Jika tidak secara eksplisit termasuk dalam nilai penjaminan akta fidusia, maka penahanan BPKB setelah pokok lunas dapat diperdebatkan secara hukum.
UU Nomor 8 Tahun 1999 tentang Perlindungan Konsumen menyatakan:
- Konsumen berhak atas perlakuan yang adil (Pasal 4).
- Pelaku usaha dilarang membuat klausul yang merugikan konsumen secara sepihak (Pasal 18).

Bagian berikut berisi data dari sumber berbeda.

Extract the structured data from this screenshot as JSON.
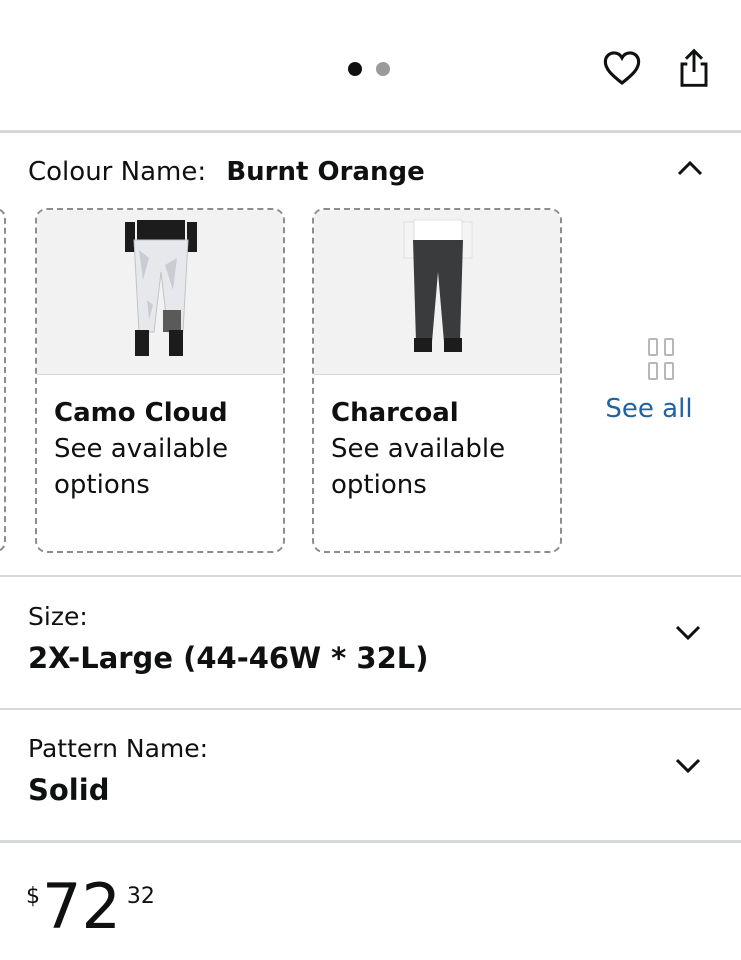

Menahan BPKB hampir lima tahun setelah pelunasan pokok dapat diuji dari sisi asas itikad baik dan proporsionalitas sebagaimana diatur dalam Pasal 1338 KUHPerdata.
Perusahaan pembiayaan memang berhak menagih denda sesuai perjanjian. Namun hak menagih tidak selalu identik dengan hak menahan jaminan tanpa batas waktu yang jelas.
Jika tidak ada penyelesaian, sengketa ini berpotensi berlanjut melalui:
- Pengaduan ke Otoritas Jasa Keuangan (OJK)
- Sengketa di Badan Penyelesaian Sengketa Konsumen (BPSK)
- Gugatan perdata atas dasar perbuatan melawan hukum (Pasal 1365 KUHPerdata)
LPKN Probolinggo Raya menyatakan tengah mempersiapkan laporan resmi. Sementara LSM Macan Kumbang memastikan akan mengawal kasus ini hingga ada kepastian hukum.
Kasus ini menjadi pengingat bahwa hubungan antara konsumen dan lembaga pembiayaan tidak hanya soal kontrak, tetapi juga tentang rasa keadilan.
Karena ketika kewajiban pokok telah diselesaikan, hak konsumen seharusnya tidak menggantung tanpa kepastian selama bertahun-tahun.